Unlike other delivery services, UberEATS will only bring the ordered meal to “the curbside” and not to your door. Consistent with the company’s policy of flat fares, all meals come with the same delivery fee in each city—$4 in NYC, $3 in Chicago.
The drawback is that delivery is only available in certain parts of the city—between 40th Street and 14th Street in NYC, and in Loop and River North in Chicago.
In its New York debut, Tuesday’s menu includes just two items, specially created by America Cut: an “NYC Cut Sandwich” with pastrami spiced ribeye ($15), or Spring in a Bowl, a vegetarian salad with baby greens, beets, and feta cheese ($12).

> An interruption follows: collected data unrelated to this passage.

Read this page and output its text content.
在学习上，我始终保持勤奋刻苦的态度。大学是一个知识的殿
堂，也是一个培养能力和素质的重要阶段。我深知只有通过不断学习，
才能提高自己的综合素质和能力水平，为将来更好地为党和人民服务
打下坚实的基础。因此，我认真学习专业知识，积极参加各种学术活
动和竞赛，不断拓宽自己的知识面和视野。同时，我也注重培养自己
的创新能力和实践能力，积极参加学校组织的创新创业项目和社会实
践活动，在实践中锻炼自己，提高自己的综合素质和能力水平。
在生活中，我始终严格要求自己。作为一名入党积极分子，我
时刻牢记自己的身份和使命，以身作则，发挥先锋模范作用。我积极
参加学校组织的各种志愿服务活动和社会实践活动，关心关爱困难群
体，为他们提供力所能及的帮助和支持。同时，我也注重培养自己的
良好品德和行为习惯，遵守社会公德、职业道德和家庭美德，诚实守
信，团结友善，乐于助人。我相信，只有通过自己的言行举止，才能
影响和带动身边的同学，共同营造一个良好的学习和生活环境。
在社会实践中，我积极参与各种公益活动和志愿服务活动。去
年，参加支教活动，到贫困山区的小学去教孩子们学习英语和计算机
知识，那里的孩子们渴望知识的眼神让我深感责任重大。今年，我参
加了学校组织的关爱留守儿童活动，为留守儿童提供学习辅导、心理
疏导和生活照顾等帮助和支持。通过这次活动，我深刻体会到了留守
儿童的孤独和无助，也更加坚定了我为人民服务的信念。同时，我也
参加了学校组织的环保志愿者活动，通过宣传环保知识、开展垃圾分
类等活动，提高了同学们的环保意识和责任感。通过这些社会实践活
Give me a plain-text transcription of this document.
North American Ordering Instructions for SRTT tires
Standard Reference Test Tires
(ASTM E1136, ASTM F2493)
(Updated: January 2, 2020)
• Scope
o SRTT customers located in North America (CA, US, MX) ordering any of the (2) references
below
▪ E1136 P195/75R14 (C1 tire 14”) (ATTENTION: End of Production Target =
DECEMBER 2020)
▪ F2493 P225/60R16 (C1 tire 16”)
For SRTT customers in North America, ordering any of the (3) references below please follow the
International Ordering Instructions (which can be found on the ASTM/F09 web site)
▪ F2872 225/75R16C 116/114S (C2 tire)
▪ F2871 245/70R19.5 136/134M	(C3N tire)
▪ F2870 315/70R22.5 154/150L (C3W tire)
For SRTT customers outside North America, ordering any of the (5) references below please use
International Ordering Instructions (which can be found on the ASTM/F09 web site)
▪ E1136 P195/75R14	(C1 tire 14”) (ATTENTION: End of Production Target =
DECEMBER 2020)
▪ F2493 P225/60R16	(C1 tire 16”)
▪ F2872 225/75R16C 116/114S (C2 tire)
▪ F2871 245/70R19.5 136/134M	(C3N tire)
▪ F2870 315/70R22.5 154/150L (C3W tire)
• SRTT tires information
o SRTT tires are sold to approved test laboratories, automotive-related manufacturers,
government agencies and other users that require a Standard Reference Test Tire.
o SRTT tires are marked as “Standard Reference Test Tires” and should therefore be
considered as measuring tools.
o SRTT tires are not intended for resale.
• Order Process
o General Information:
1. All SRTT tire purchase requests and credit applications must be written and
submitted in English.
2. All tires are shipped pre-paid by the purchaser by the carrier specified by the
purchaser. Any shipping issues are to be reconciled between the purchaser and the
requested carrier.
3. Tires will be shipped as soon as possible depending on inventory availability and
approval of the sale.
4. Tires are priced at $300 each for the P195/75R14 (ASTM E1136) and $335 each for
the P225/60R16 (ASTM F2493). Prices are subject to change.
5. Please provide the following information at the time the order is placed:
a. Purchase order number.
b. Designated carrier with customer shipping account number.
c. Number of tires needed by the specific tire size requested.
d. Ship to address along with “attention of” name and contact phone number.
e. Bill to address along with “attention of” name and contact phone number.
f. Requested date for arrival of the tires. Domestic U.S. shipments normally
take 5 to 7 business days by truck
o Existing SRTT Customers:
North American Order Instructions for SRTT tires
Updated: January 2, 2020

There’s a new menu every day.
Users in Chicago can choose between the Pepito Torta from XOCO, Carne Asada Cemita from Cemitas, and other items.
The items themselves are priced from $9 to $15, and the lunch service runs from 11 a.m to 2 p.m.
UberEATS promises to deliver the meals in under 10 minutes—their secret formula is to keep the meals in temperature-controlled bags in the trunks of the cars, rather than waiting for a customer to order and then picking up the meal from the restaurant. So you might want to think about ordering earlier rather than later.
UberEATS isn’t a swerve in Uber’s expansion, but a continuation of the company’s experimentation with delivery. It has offered a rose-delivery service on Valentine’s Day and ice-cream delivery on select summer days since 2013. In D.C., the company started its UberEssentials service in late 2014, delivering items like toilet paper, cough drops, or anything you’d find in a drugstore.
“Once you’re delivering cars in five minutes, there’s a lot of things you can deliver in five minutes,” Uber CEO Travis Kalanick said in September. “FedEx isn’t going to your near—nearest pharmacy and delivering something to you in five minutes.”